Captured Viral Protein Linked To Placental Ills

McCoy is senior author of a paper in the current issue of Nature, dated Feb. 17, 2000, titled "Syncytin is a captive retroviral envelope protein involved in human placental morphogenesis." (He has recently moved from Genetics Institute to Biogen Inc., also in Cambridge, where he is director of molecular technologies in the firm's genomics program.)

"When retroviruses integrate into the genome," McCoy told BioWorld Today, "they very often replicate multiple times. There are maybe 10 or 20 copies of defective syncytia genes scattered throughout the genome. Currently, we think the active one in on the long arm of human chromosome seven."

He continued: "Syncytin, the protein that gene expresses, sits on the outer membranes of these fused cells that are part of the placental structure, called syncytial trophoblast. The actually boundary layer between the maternal blood circulation and the fetal tissue," he explained, "is composed of cells between which all the boundaries have broken down, and this fused layer is called the syncytial trophoblast. That's where syncytin is expressed.

"There are many reasons why fusing cells together might be a good idea," McCoy continued. "One of the great mysteries of placental biology is why the mother doesn't reject her baby, since half the genes in the fetus aren't coming from the mother, but from the father. Ordinarily, you'd think it is being rejected, but it isn't." (See BioWorld Today, Jan. 20, 2000, p. 1.)

"Lots of RVE proteins," McCoy pointed out, "carry sequences that are thought to suppress the host's immune systems, and syncytin has one of these segments. It's a short 25-amino-acid region. For instance, when HIV infects T cells, it causes them to fuse.

"At this point we don't know if our findings have any clinical potential," McCoy said, "because we haven't delved deeply into the central pathologies.
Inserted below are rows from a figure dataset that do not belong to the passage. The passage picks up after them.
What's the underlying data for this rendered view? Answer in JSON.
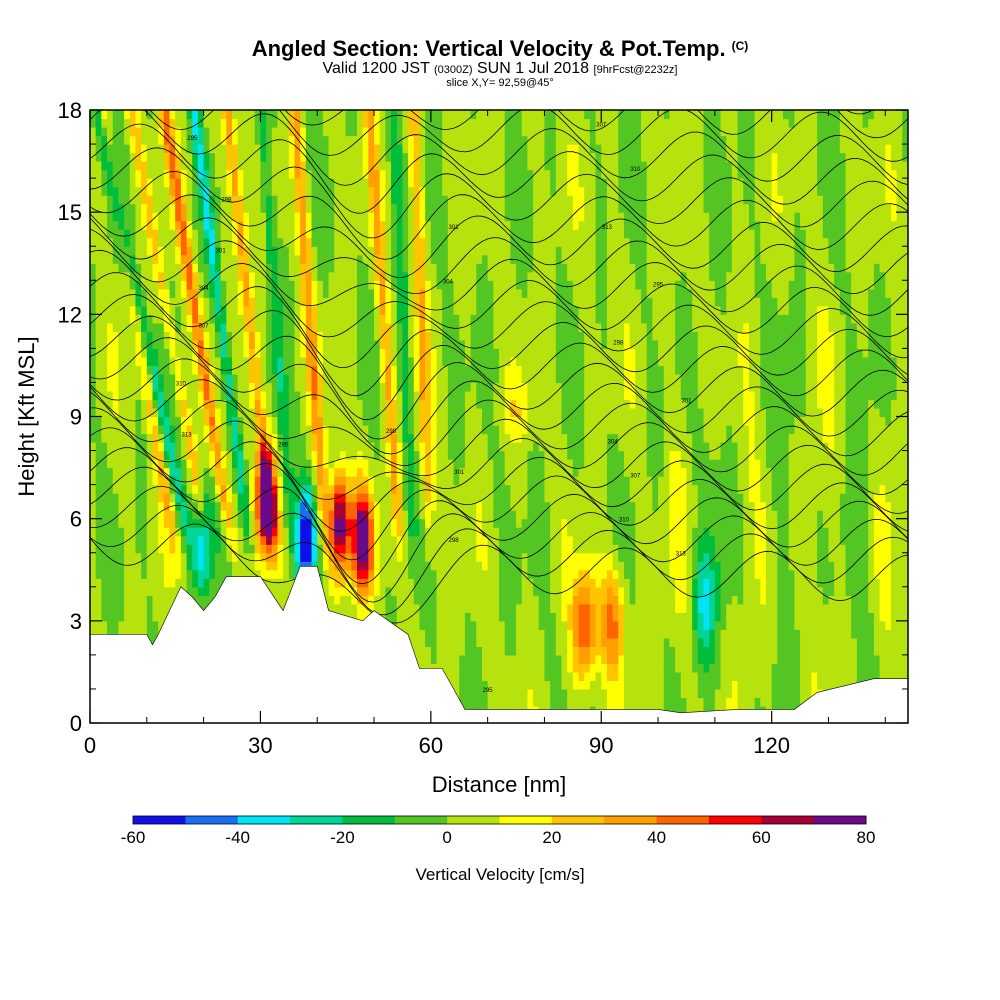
{
  "chart_data": {
    "type": "heatmap",
    "title": "Angled Section: Vertical Velocity & Pot.Temp.",
    "title_units": "(C)",
    "valid_time": {
      "main": "Valid 1200 JST",
      "zulu": "(0300Z)",
      "date": "SUN 1 Jul 2018",
      "forecast": "[9hrFcst@2232z]"
    },
    "slice": "slice X,Y= 92,59@45°",
    "xlabel": "Distance [nm]",
    "ylabel": "Height [Kft MSL]",
    "xlim": [
      0,
      144
    ],
    "ylim": [
      0,
      18
    ],
    "x_ticks": [
      "0",
      "30",
      "60",
      "90",
      "120"
    ],
    "y_ticks": [
      "0",
      "3",
      "6",
      "9",
      "12",
      "15",
      "18"
    ],
    "colorbar": {
      "label": "Vertical Velocity [cm/s]",
      "ticks": [
        "-60",
        "-40",
        "-20",
        "0",
        "20",
        "40",
        "60",
        "80"
      ],
      "range": [
        -60,
        80
      ],
      "step": 10,
      "colors": [
        "#1010e6",
        "#1a6cf0",
        "#00e5f5",
        "#00d59a",
        "#00be3c",
        "#54c623",
        "#b6e30e",
        "#ffff00",
        "#ffc400",
        "#ff9f00",
        "#ff6400",
        "#ff0000",
        "#a80035",
        "#6a0a8a"
      ]
    },
    "features": [
      {
        "x": 16,
        "y": 4.2,
        "w": 1.2,
        "value": 60
      },
      {
        "x": 20,
        "y": 5.3,
        "w": -40
      },
      {
        "x": 31,
        "y": 6.5,
        "w": 80
      },
      {
        "x": 38,
        "y": 5.4,
        "w": -60
      },
      {
        "x": 44,
        "y": 5.8,
        "w": 80
      },
      {
        "x": 48,
        "y": 5.4,
        "w": 80
      },
      {
        "x": 87,
        "y": 2.8,
        "w": 50
      },
      {
        "x": 92,
        "y": 3.0,
        "w": 40
      },
      {
        "x": 108,
        "y": 3.5,
        "w": -30
      }
    ],
    "terrain": [
      [
        0,
        2.6
      ],
      [
        10,
        2.6
      ],
      [
        11,
        2.3
      ],
      [
        12,
        2.6
      ],
      [
        14,
        3.3
      ],
      [
        16,
        4.0
      ],
      [
        18,
        3.7
      ],
      [
        20,
        3.3
      ],
      [
        22,
        3.7
      ],
      [
        24,
        4.3
      ],
      [
        30,
        4.3
      ],
      [
        34,
        3.3
      ],
      [
        37,
        4.6
      ],
      [
        40,
        4.6
      ],
      [
        42,
        3.3
      ],
      [
        48,
        3.0
      ],
      [
        50,
        3.3
      ],
      [
        56,
        2.6
      ],
      [
        58,
        1.6
      ],
      [
        62,
        1.6
      ],
      [
        64,
        1.0
      ],
      [
        66,
        0.4
      ],
      [
        100,
        0.4
      ],
      [
        104,
        0.3
      ],
      [
        114,
        0.4
      ],
      [
        124,
        0.4
      ],
      [
        128,
        0.9
      ],
      [
        138,
        1.3
      ],
      [
        144,
        1.3
      ]
    ],
    "contour_labels": [
      "295",
      "298",
      "301",
      "304",
      "307",
      "310",
      "313"
    ]
  }
}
But it is possible," he speculated, "that there are some major placental diseases - preeclampsia being the major one - where it's thought that defects within the cell fusion can lead to the disease. We have some of this data, which will be the subject of a future paper. All this work is being done at Genetics Institute; it will not be ongoing at Biogen.

"If it turns out that syncytin is a causative agent in placental pathology," McCoy went on, "then drugs aimed at modulating the protein's activity in vivo would be viable therapeutics. But that's like years of research away."
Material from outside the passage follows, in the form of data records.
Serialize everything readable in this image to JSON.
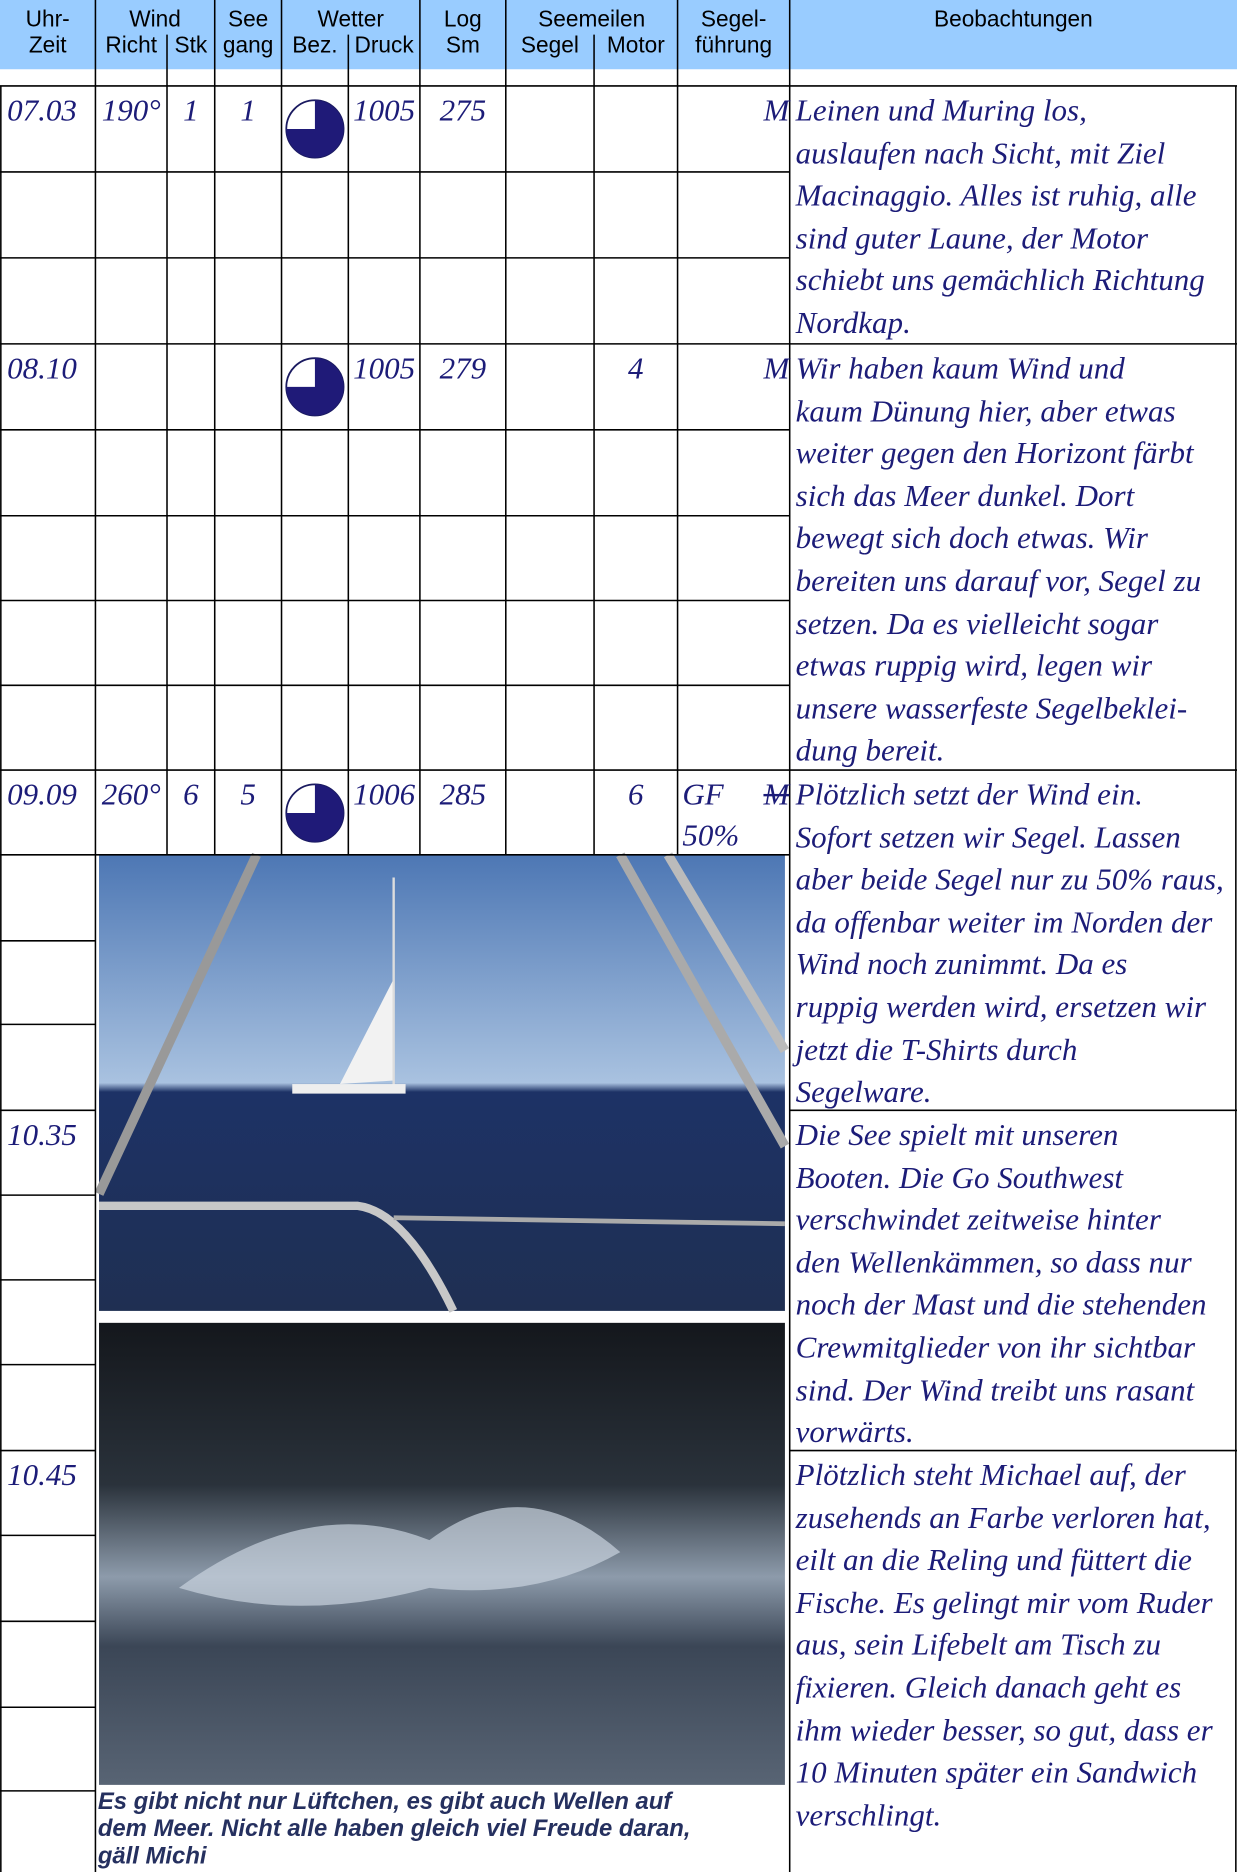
{
  "header": {
    "time": [
      "Uhr-",
      "Zeit"
    ],
    "wind": "Wind",
    "wind_dir": "Richt",
    "wind_force": "Stk",
    "sea": [
      "See",
      "gang"
    ],
    "weather": "Wetter",
    "weather_code": "Bez.",
    "pressure": "Druck",
    "log": [
      "Log",
      "Sm"
    ],
    "miles": "Seemeilen",
    "miles_sail": "Segel",
    "miles_motor": "Motor",
    "sails": [
      "Segel-",
      "führung"
    ],
    "observations": "Beobachtungen"
  },
  "entries": [
    {
      "time": "07.03",
      "wind_dir": "190°",
      "wind_force": "1",
      "sea": "1",
      "pressure": "1005",
      "log": "275",
      "sails": [
        "M"
      ],
      "observations": [
        "Leinen und Muring los,",
        "auslaufen nach Sicht, mit Ziel",
        "Macinaggio. Alles ist ruhig, alle",
        "sind guter Laune, der Motor",
        "schiebt uns gemächlich Richtung",
        "Nordkap."
      ]
    },
    {
      "time": "08.10",
      "pressure": "1005",
      "log": "279",
      "miles_motor": "4",
      "sails": [
        "M"
      ],
      "observations": [
        "Wir haben kaum Wind und",
        "kaum Dünung hier, aber etwas",
        "weiter gegen den Horizont färbt",
        "sich das Meer dunkel. Dort",
        "bewegt sich doch etwas. Wir",
        "bereiten uns darauf vor, Segel zu",
        "setzen. Da es vielleicht sogar",
        "etwas ruppig wird, legen wir",
        "unsere wasserfeste Segelbeklei-",
        "dung bereit."
      ]
    },
    {
      "time": "09.09",
      "wind_dir": "260°",
      "wind_force": "6",
      "sea": "5",
      "pressure": "1006",
      "log": "285",
      "miles_motor": "6",
      "sails": [
        "GF",
        "50%"
      ],
      "struck": "M",
      "observations": [
        "Plötzlich setzt der Wind ein.",
        "Sofort setzen wir Segel. Lassen",
        "aber beide Segel nur zu 50% raus,",
        "da offenbar weiter im Norden der",
        "Wind noch zunimmt. Da es",
        "ruppig werden wird, ersetzen wir",
        "jetzt die T-Shirts durch",
        "Segelware."
      ]
    },
    {
      "time": "10.35",
      "observations": [
        "Die See spielt mit unseren",
        "Booten. Die Go Southwest",
        "verschwindet zeitweise hinter",
        "den Wellenkämmen, so dass nur",
        "noch der Mast und die stehenden",
        "Crewmitglieder von ihr sichtbar",
        "sind. Der Wind treibt uns rasant",
        "vorwärts."
      ]
    },
    {
      "time": "10.45",
      "observations": [
        "Plötzlich steht Michael auf, der",
        "zusehends an Farbe verloren hat,",
        "eilt an die Reling und füttert die",
        "Fische. Es gelingt mir vom Ruder",
        "aus, sein Lifebelt am Tisch zu",
        "fixieren. Gleich danach geht es",
        "ihm wieder besser, so gut, dass er",
        "10 Minuten später ein Sandwich",
        "verschlingt."
      ]
    }
  ],
  "caption": [
    "Es gibt nicht nur Lüftchen, es gibt auch Wellen auf",
    "dem Meer. Nicht alle haben gleich viel Freude daran,",
    "gäll Michi"
  ]
}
Antibody To - Speculative - Rescue

Choriocarcinoma is a trophoblast disease. Fetal trophoblast cells get into the maternal circulation and grow to cause hemorrhagic, metastatic tumors. "Our observations in vitro," McCoy recounted, "showed that when we express syncytin, we downregulate proliferation. So it's possible that syncytin expression is important to control trophoblastic invasiveness. But if you get disregulation, you may end up with enhanced trophoblast invasion, which may be one of the causal reasons behind choriocarcinoma. But that's pure speculation.
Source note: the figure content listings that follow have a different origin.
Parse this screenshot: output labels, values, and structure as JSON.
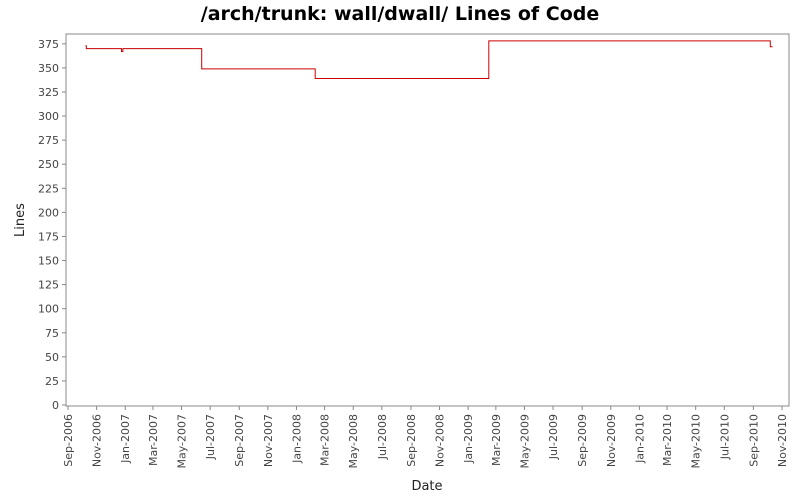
{
  "chart_data": {
    "type": "line",
    "title": "/arch/trunk: wall/dwall/ Lines of Code",
    "xlabel": "Date",
    "ylabel": "Lines",
    "xlim": [
      "2006-09-01",
      "2010-11-01"
    ],
    "ylim": [
      0,
      380
    ],
    "y_ticks": [
      0,
      25,
      50,
      75,
      100,
      125,
      150,
      175,
      200,
      225,
      250,
      275,
      300,
      325,
      350,
      375
    ],
    "x_ticks": [
      {
        "date": "2006-09-01",
        "label": "Sep-2006"
      },
      {
        "date": "2006-11-01",
        "label": "Nov-2006"
      },
      {
        "date": "2007-01-01",
        "label": "Jan-2007"
      },
      {
        "date": "2007-03-01",
        "label": "Mar-2007"
      },
      {
        "date": "2007-05-01",
        "label": "May-2007"
      },
      {
        "date": "2007-07-01",
        "label": "Jul-2007"
      },
      {
        "date": "2007-09-01",
        "label": "Sep-2007"
      },
      {
        "date": "2007-11-01",
        "label": "Nov-2007"
      },
      {
        "date": "2008-01-01",
        "label": "Jan-2008"
      },
      {
        "date": "2008-03-01",
        "label": "Mar-2008"
      },
      {
        "date": "2008-05-01",
        "label": "May-2008"
      },
      {
        "date": "2008-07-01",
        "label": "Jul-2008"
      },
      {
        "date": "2008-09-01",
        "label": "Sep-2008"
      },
      {
        "date": "2008-11-01",
        "label": "Nov-2008"
      },
      {
        "date": "2009-01-01",
        "label": "Jan-2009"
      },
      {
        "date": "2009-03-01",
        "label": "Mar-2009"
      },
      {
        "date": "2009-05-01",
        "label": "May-2009"
      },
      {
        "date": "2009-07-01",
        "label": "Jul-2009"
      },
      {
        "date": "2009-09-01",
        "label": "Sep-2009"
      },
      {
        "date": "2009-11-01",
        "label": "Nov-2009"
      },
      {
        "date": "2010-01-01",
        "label": "Jan-2010"
      },
      {
        "date": "2010-03-01",
        "label": "Mar-2010"
      },
      {
        "date": "2010-05-01",
        "label": "May-2010"
      },
      {
        "date": "2010-07-01",
        "label": "Jul-2010"
      },
      {
        "date": "2010-09-01",
        "label": "Sep-2010"
      },
      {
        "date": "2010-11-01",
        "label": "Nov-2010"
      }
    ],
    "series": [
      {
        "color": "#cc0000",
        "step": true,
        "points": [
          {
            "x": "2006-10-08",
            "y": 373
          },
          {
            "x": "2006-10-10",
            "y": 370
          },
          {
            "x": "2006-12-24",
            "y": 367
          },
          {
            "x": "2006-12-27",
            "y": 370
          },
          {
            "x": "2007-06-13",
            "y": 349
          },
          {
            "x": "2008-02-10",
            "y": 339
          },
          {
            "x": "2009-02-14",
            "y": 378
          },
          {
            "x": "2010-10-07",
            "y": 372
          },
          {
            "x": "2010-10-12",
            "y": 372
          }
        ]
      }
    ],
    "grid": false,
    "legend": "none"
  }
}
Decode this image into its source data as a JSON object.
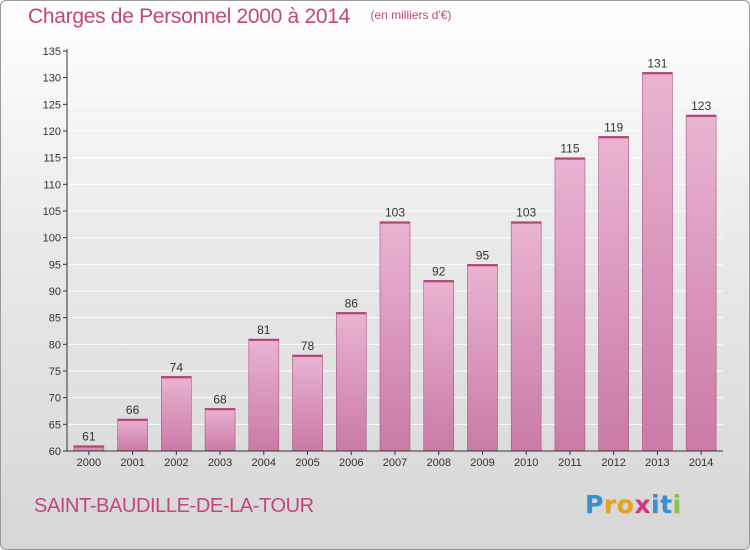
{
  "header": {
    "title": "Charges de Personnel 2000 à 2014",
    "subtitle": "(en milliers d'€)"
  },
  "footer": {
    "commune": "SAINT-BAUDILLE-DE-LA-TOUR",
    "logo_text": "Proxiti",
    "logo_letters": [
      {
        "char": "P",
        "color": "#3a8fd0"
      },
      {
        "char": "r",
        "color": "#e8a21b"
      },
      {
        "char": "o",
        "color": "#e8a21b"
      },
      {
        "char": "x",
        "color": "#d23a7a"
      },
      {
        "char": "i",
        "color": "#3a8fd0"
      },
      {
        "char": "t",
        "color": "#3a8fd0"
      },
      {
        "char": "i",
        "color": "#8bc34a"
      }
    ]
  },
  "colors": {
    "title": "#c4457e",
    "bar_light": "#eab3d2",
    "bar_dark": "#c97aa6",
    "axis": "#333333"
  },
  "chart_data": {
    "type": "bar",
    "categories": [
      "2000",
      "2001",
      "2002",
      "2003",
      "2004",
      "2005",
      "2006",
      "2007",
      "2008",
      "2009",
      "2010",
      "2011",
      "2012",
      "2013",
      "2014"
    ],
    "values": [
      61,
      66,
      74,
      68,
      81,
      78,
      86,
      103,
      92,
      95,
      103,
      115,
      119,
      131,
      123
    ],
    "data_labels": [
      "61",
      "66",
      "74",
      "68",
      "81",
      "78",
      "86",
      "103",
      "92",
      "95",
      "103",
      "115",
      "119",
      "131",
      "123"
    ],
    "y_ticks": [
      60,
      65,
      70,
      75,
      80,
      85,
      90,
      95,
      100,
      105,
      110,
      115,
      120,
      125,
      130,
      135
    ],
    "ylim": [
      60,
      135
    ],
    "grid": true
  }
}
"We did develop an antibody to syncytin," McCoy recounted, "and asked whether we could induce choriocarcinoma cell lines to fuse in response to upregulation of the protein, and could we reverse that by addition of that neutralizing antibody to syncytin, which was what we did.

"The whole area of functional genomics," McCoy concluded, "is very hot and topical right now: How do you find a gene sequence and work back to its function? This reverse-genetics area, which we're doing now, is part of the Human Genome Project."